Examination of chemistry journals policy terms shows two recurring features. On the one hand, the publisher urges researchers to provide a DOI for data sets associated with the article. On the other, it indicates that data is not reviewed by peers, implying that it is the author’s responsibility to ensure the reliability of data.

EDP Science

The policy of EDP Science, a publisher that stresses their commitment to open science, presents its data sharing policy in the context of research funding: “EDP Sciences journals encourage authors to share and publish their data if it is legally and ethically possible.”
Authors are encouraged to deposit their data in an on-line repository so it is “available for human and machine reading, in order to contribute to the acceleration of scientific discovery”. They are also invited to deposit their data according to FAIR data principles and to provide a data availability statement.
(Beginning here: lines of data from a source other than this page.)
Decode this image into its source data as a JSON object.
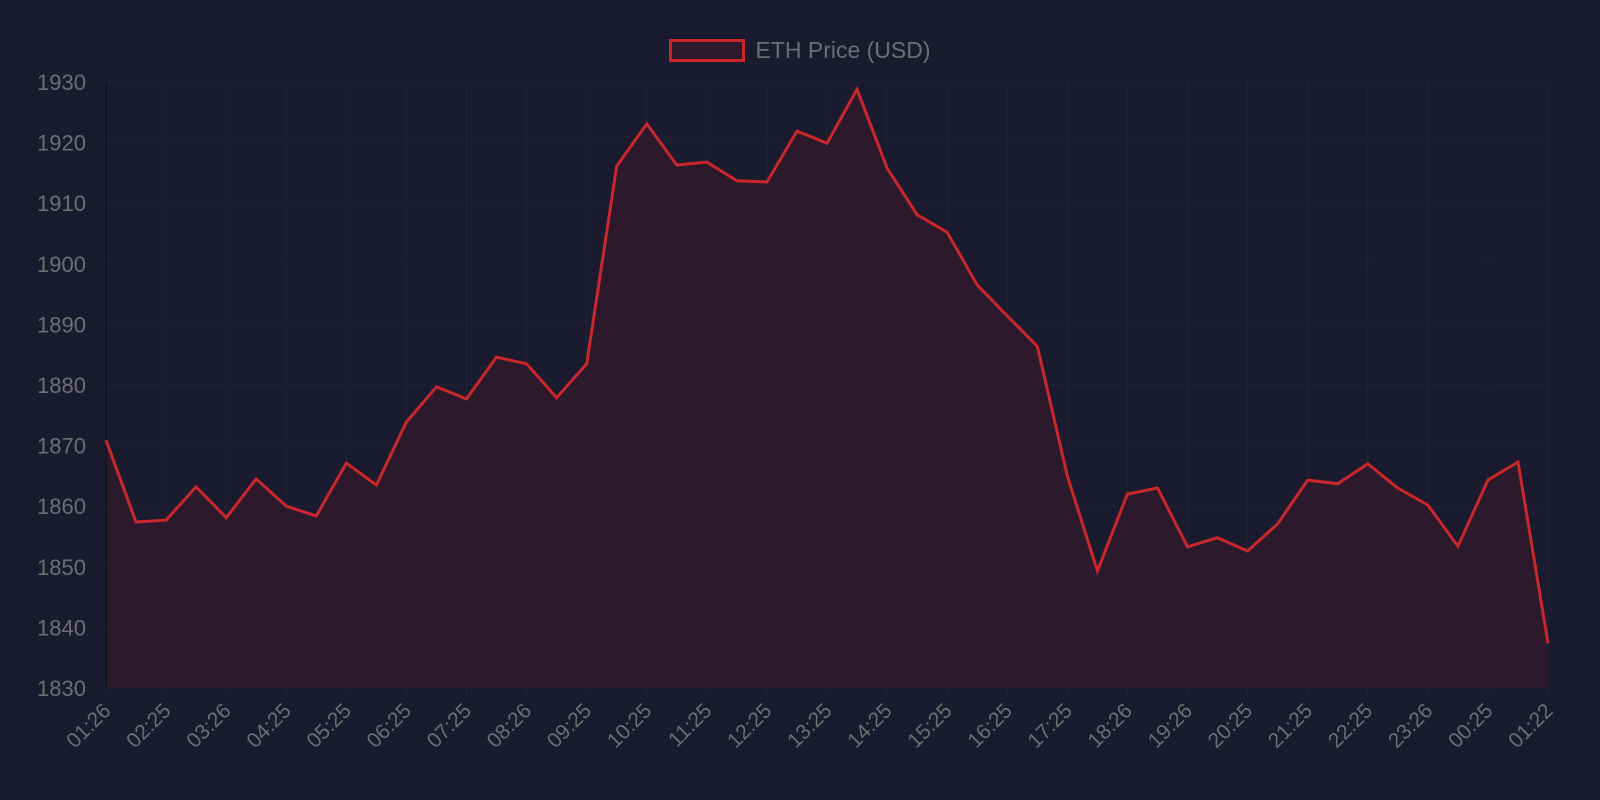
{
  "chart_data": {
    "type": "line",
    "title": "",
    "legend": [
      {
        "label": "ETH Price (USD)",
        "color": "#c9272b",
        "fill": "#2d1a2c"
      }
    ],
    "legend_position": "top",
    "xlabel": "",
    "ylabel": "",
    "ylim": [
      1830,
      1930
    ],
    "yticks": [
      1930,
      1920,
      1910,
      1900,
      1890,
      1880,
      1870,
      1860,
      1850,
      1840,
      1830
    ],
    "grid": true,
    "x_tick_labels": [
      "01:26",
      "02:25",
      "03:26",
      "04:25",
      "05:25",
      "06:25",
      "07:25",
      "08:26",
      "09:25",
      "10:25",
      "11:25",
      "12:25",
      "13:25",
      "14:25",
      "15:25",
      "16:25",
      "17:25",
      "18:26",
      "19:26",
      "20:25",
      "21:25",
      "22:25",
      "23:26",
      "00:25",
      "01:22"
    ],
    "series": [
      {
        "name": "ETH Price (USD)",
        "color": "#c9272b",
        "fill": true,
        "values": [
          1870.9,
          1857.4,
          1857.7,
          1863.2,
          1858.1,
          1864.5,
          1860.0,
          1858.4,
          1867.1,
          1863.5,
          1873.9,
          1879.7,
          1877.7,
          1884.6,
          1883.5,
          1877.9,
          1883.5,
          1916.1,
          1923.1,
          1916.3,
          1916.8,
          1913.7,
          1913.5,
          1921.9,
          1919.9,
          1928.8,
          1915.8,
          1908.1,
          1905.2,
          1896.5,
          1891.4,
          1886.4,
          1865.0,
          1849.3,
          1862.0,
          1863.0,
          1853.3,
          1854.8,
          1852.6,
          1857.1,
          1864.3,
          1863.7,
          1867.0,
          1863.0,
          1860.2,
          1853.4,
          1864.3,
          1867.3,
          1837.4
        ]
      }
    ]
  },
  "colors": {
    "background": "#1a1b2e",
    "line": "#c9272b",
    "fill": "#2d1a2c",
    "grid": "#232236",
    "axis": "#111120",
    "tick_text": "#6e6e73"
  }
}
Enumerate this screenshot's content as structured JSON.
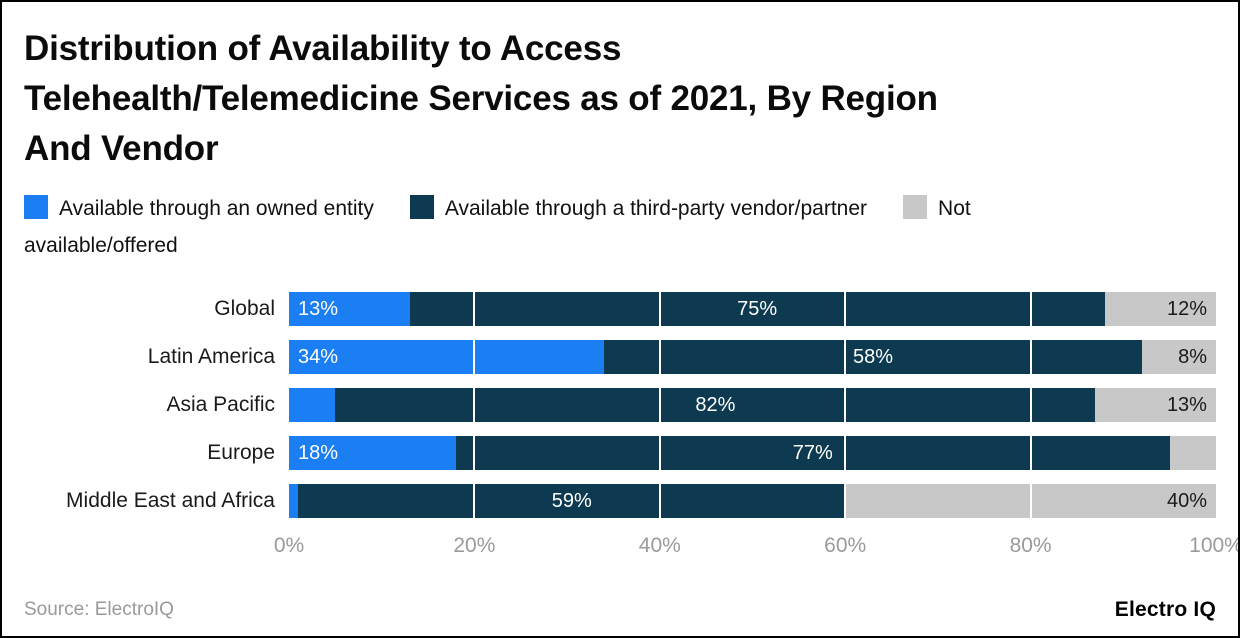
{
  "title": {
    "full": "Distribution of Availability to Access Telehealth/Telemedicine Services as of 2021, By Region And Vendor",
    "lines": [
      "Distribution of Availability to Access",
      "Telehealth/Telemedicine Services as of 2021, By Region",
      "And Vendor"
    ]
  },
  "legend": [
    {
      "label": "Available through an owned entity",
      "color": "#1b7ef2"
    },
    {
      "label": "Available through a third-party vendor/partner",
      "color": "#0d3a50"
    },
    {
      "label": "Not available/offered",
      "color": "#c8c8c8"
    }
  ],
  "source": "Source: ElectroIQ",
  "logo": "Electro IQ",
  "chart_data": {
    "type": "bar",
    "orientation": "horizontal",
    "stacked": true,
    "title": "Distribution of Availability to Access Telehealth/Telemedicine Services as of 2021, By Region And Vendor",
    "categories": [
      "Global",
      "Latin America",
      "Asia Pacific",
      "Europe",
      "Middle East and Africa"
    ],
    "series": [
      {
        "name": "Available through an owned entity",
        "color": "#1b7ef2",
        "values": [
          13,
          34,
          5,
          18,
          1
        ],
        "labels": [
          "13%",
          "34%",
          "",
          "18%",
          ""
        ]
      },
      {
        "name": "Available through a third-party vendor/partner",
        "color": "#0d3a50",
        "values": [
          75,
          58,
          82,
          77,
          59
        ],
        "labels": [
          "75%",
          "58%",
          "82%",
          "77%",
          "59%"
        ]
      },
      {
        "name": "Not available/offered",
        "color": "#c8c8c8",
        "values": [
          12,
          8,
          13,
          5,
          40
        ],
        "labels": [
          "12%",
          "8%",
          "13%",
          "",
          "40%"
        ]
      }
    ],
    "x_ticks": [
      "0%",
      "20%",
      "40%",
      "60%",
      "80%",
      "100%"
    ],
    "xlim": [
      0,
      100
    ],
    "grid": true,
    "legend_position": "top"
  }
}
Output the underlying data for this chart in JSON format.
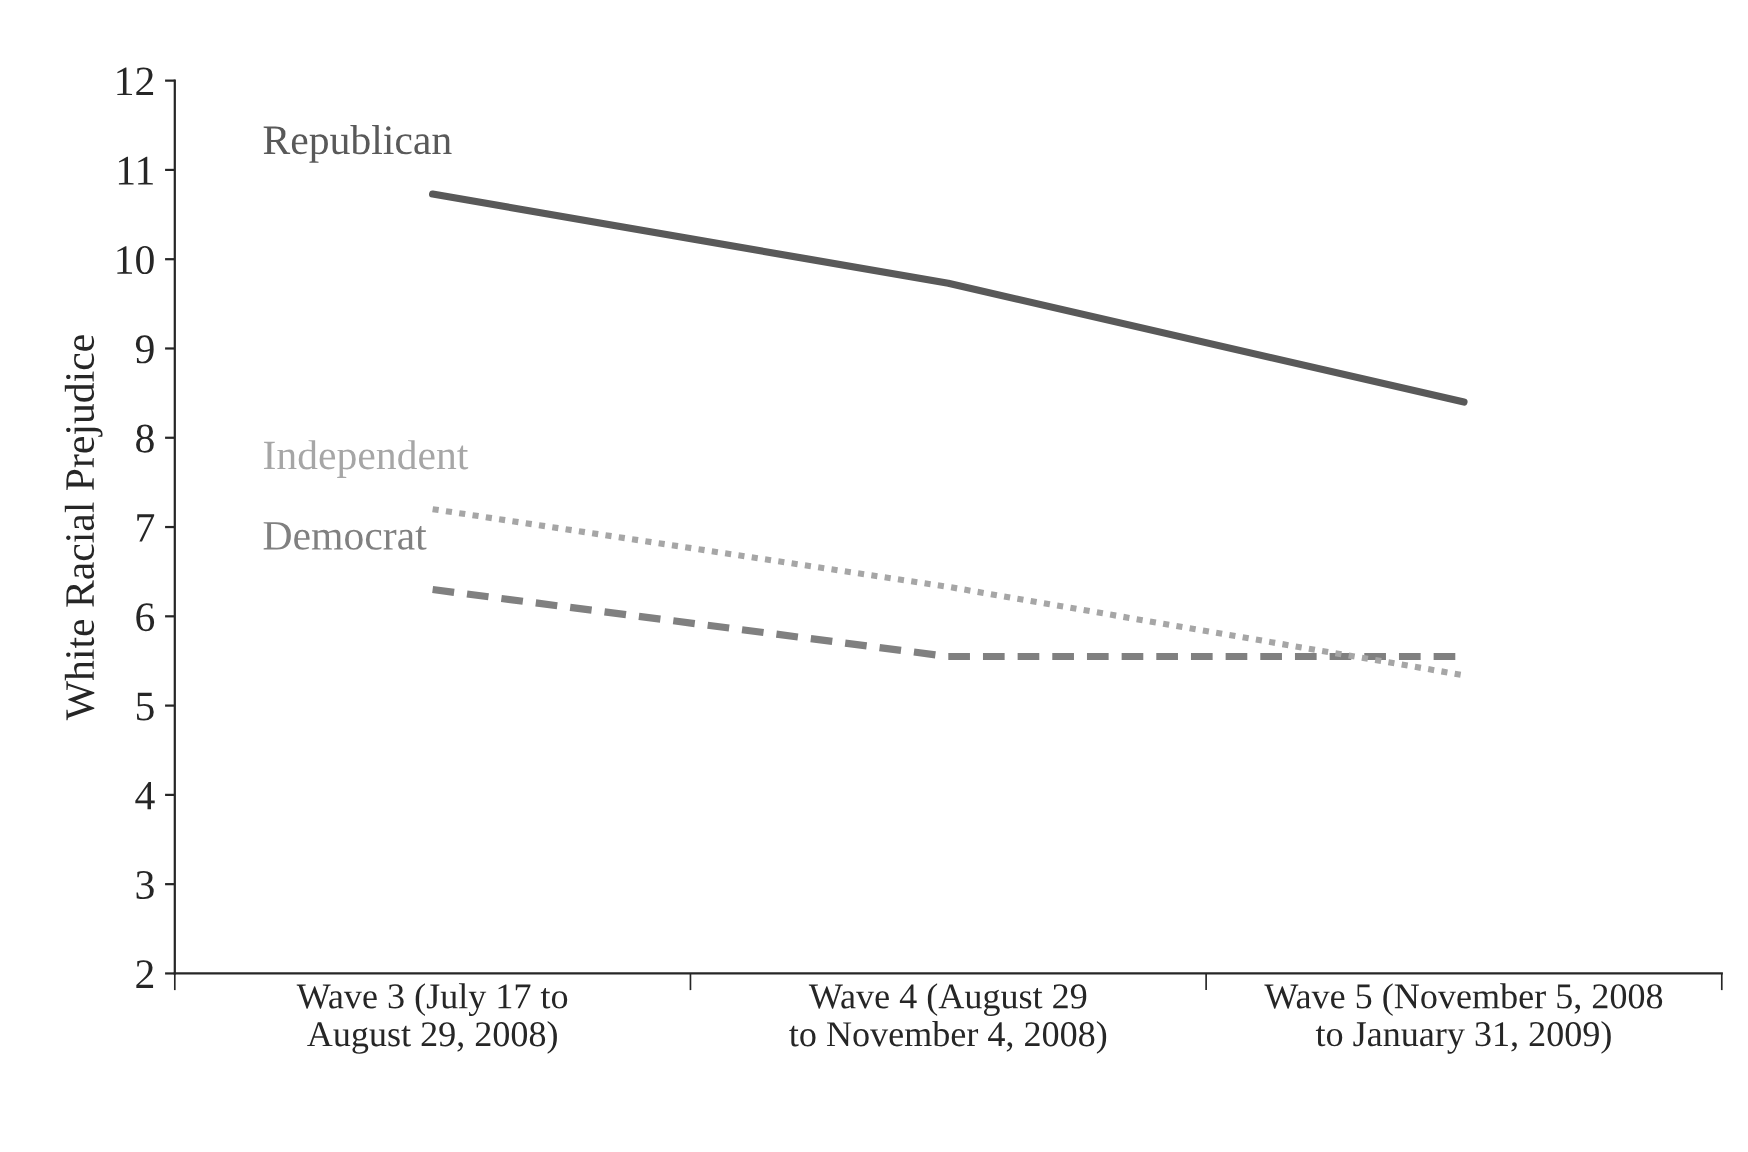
{
  "chart_data": {
    "type": "line",
    "ylabel": "White Racial Prejudice",
    "categories": [
      "Wave 3 (July 17 to\nAugust 29, 2008)",
      "Wave 4 (August 29\nto November 4, 2008)",
      "Wave 5 (November 5, 2008\nto January 31, 2009)"
    ],
    "series": [
      {
        "name": "Republican",
        "color": "#595959",
        "line_style": "solid",
        "values": [
          10.73,
          9.73,
          8.4
        ]
      },
      {
        "name": "Independent",
        "color": "#a6a6a6",
        "line_style": "dotted",
        "values": [
          7.2,
          6.33,
          5.34
        ]
      },
      {
        "name": "Democrat",
        "color": "#808080",
        "line_style": "dashed",
        "values": [
          6.3,
          5.55,
          5.55
        ]
      }
    ],
    "ylim": [
      2,
      12
    ],
    "yticks": [
      2,
      3,
      4,
      5,
      6,
      7,
      8,
      9,
      10,
      11,
      12
    ],
    "grid": false,
    "legend": false,
    "marker": "none"
  }
}
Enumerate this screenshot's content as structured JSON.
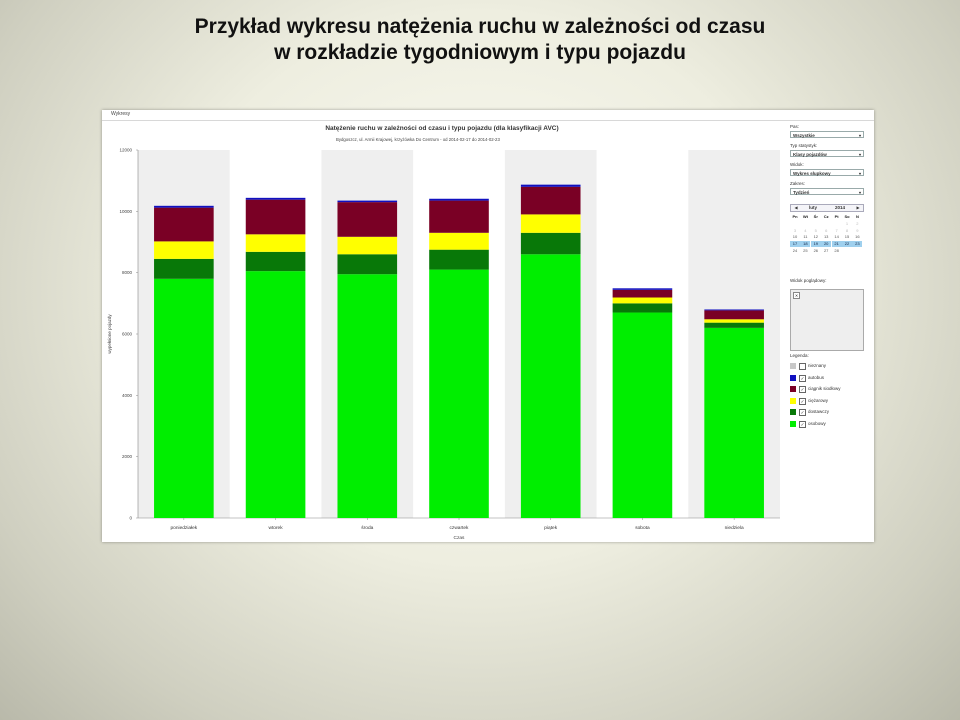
{
  "slide": {
    "title_line1": "Przykład wykresu natężenia ruchu w zależności od czasu",
    "title_line2": "w rozkładzie tygodniowym i typu pojazdu"
  },
  "window": {
    "tab_label": "Wykresy"
  },
  "chart_data": {
    "type": "bar",
    "stacked": true,
    "title": "Natężenie ruchu w zależności od czasu i typu pojazdu (dla klasyfikacji AVC)",
    "subtitle": "Bydgoszcz, ul. Armii Krajowej, krzyżówka Do Centrum - od 2014-02-17 do 2014-02-23",
    "xlabel": "Czas",
    "ylabel": "wypełnione pojazdy",
    "ylim": [
      0,
      12000
    ],
    "yticks": [
      0,
      2000,
      4000,
      6000,
      8000,
      10000,
      12000
    ],
    "ytick_labels": [
      "0",
      "2000",
      "4000",
      "6000",
      "8000",
      "10000",
      "12000"
    ],
    "categories": [
      "poniedziałek",
      "wtorek",
      "środa",
      "czwartek",
      "piątek",
      "sobota",
      "niedziela"
    ],
    "grid": false,
    "series": [
      {
        "name": "osobowy",
        "color": "#00ee00",
        "values": [
          7800,
          8050,
          7950,
          8100,
          8600,
          6700,
          6200
        ]
      },
      {
        "name": "dostawczy",
        "color": "#087808",
        "values": [
          650,
          630,
          650,
          650,
          700,
          300,
          170
        ]
      },
      {
        "name": "ciężarowy",
        "color": "#ffff00",
        "values": [
          570,
          570,
          570,
          550,
          600,
          190,
          110
        ]
      },
      {
        "name": "ciągnik siodłowy",
        "color": "#7a0025",
        "values": [
          1100,
          1130,
          1130,
          1050,
          900,
          250,
          290
        ]
      },
      {
        "name": "autobus",
        "color": "#1010c0",
        "values": [
          60,
          60,
          50,
          60,
          70,
          50,
          30
        ]
      }
    ]
  },
  "sidebar": {
    "pas_label": "Pas:",
    "pas_value": "Wszystkie",
    "typ_label": "Typ statystyk:",
    "typ_value": "Klasy pojazdów",
    "widok_label": "Widok:",
    "widok_value": "Wykres słupkowy",
    "zakres_label": "Zakres:",
    "zakres_value": "Tydzień",
    "calendar": {
      "prev": "◀",
      "next": "▶",
      "month": "luty",
      "year": "2014",
      "weekdays": [
        "Pn",
        "Wt",
        "Śr",
        "Cz",
        "Pt",
        "So",
        "N"
      ],
      "rows": [
        [
          "",
          "",
          "",
          "",
          "",
          "1",
          "2"
        ],
        [
          "3",
          "4",
          "5",
          "6",
          "7",
          "8",
          "9"
        ],
        [
          "10",
          "11",
          "12",
          "13",
          "14",
          "15",
          "16"
        ],
        [
          "17",
          "18",
          "19",
          "20",
          "21",
          "22",
          "23"
        ],
        [
          "24",
          "25",
          "26",
          "27",
          "28",
          "",
          ""
        ]
      ],
      "selected_week_row": 3
    },
    "preview_label": "Widok poglądowy:",
    "preview_icon": "image-placeholder-icon",
    "legend_label": "Legenda:",
    "legend": [
      {
        "name": "nieznany",
        "color": "#c8c8c8",
        "checked": false
      },
      {
        "name": "autobus",
        "color": "#1010c0",
        "checked": true
      },
      {
        "name": "ciągnik siodłowy",
        "color": "#7a0025",
        "checked": true
      },
      {
        "name": "ciężarowy",
        "color": "#ffff00",
        "checked": true
      },
      {
        "name": "dostawczy",
        "color": "#087808",
        "checked": true
      },
      {
        "name": "osobowy",
        "color": "#00ee00",
        "checked": true
      }
    ]
  }
}
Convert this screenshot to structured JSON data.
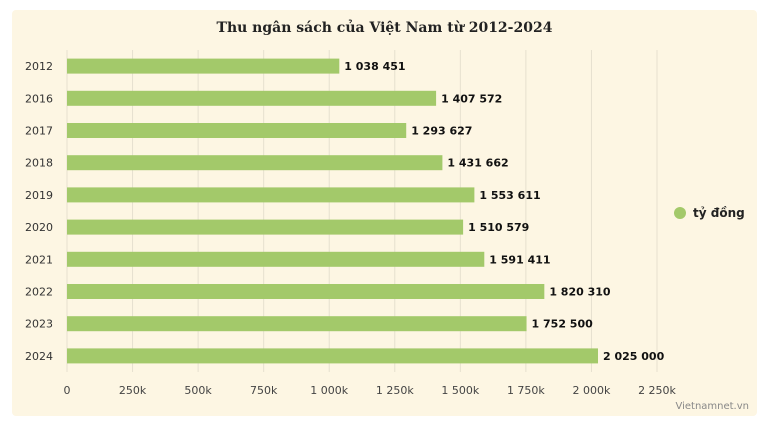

These recommendations apply to the following journals Acta acustica, Astronomy and Astrophysics, Journal of Space Weather and Space Climate, are concerned by these recommendations.

Cambridge University Press

Concerned by the principles of transparency, the journal Journal of Fluid Mechanics published by Cambridge University Press, mentions its research data requirements in the research transparency section: “All information required for reproducing the study must be supplied, either in the body of the document, or in repositories accessible to the public”.

A search engine for rating the transparency of journals for data

The Centre for Open Science publishes an analysis grid on the transparency and openness of journals. This guide distinguishes 10 topics (Citation Standards, Data Transparency, Analysis Code Transparency, Research Materials Transparency, Design and Analysis Transparency, Study Preregistration, Analysis Plan Preregistration, Replication, Registered Reports and Publication Bias, Open Science Badges) and three levels of compatibility. A search engine can be used to check the compatibility of a journal with these principles. It only takes two clicks to find that Nature Chemistry (Springer) scores 7 points, compared with only one point for Forensic Chemistry (Elsevier).

  1. Miyakawa, T. No raw data, no science: another possible source of the reproducibility crisis. Mol Brain 13, 24 (2020). https://doi.org/10.1186/s13041-020-0552-2
  2. According to the authors of the study, this is because “journals with a high impact factor are likely to receive more attention from researchers and the media”, increasing pressure to comply with theses measures.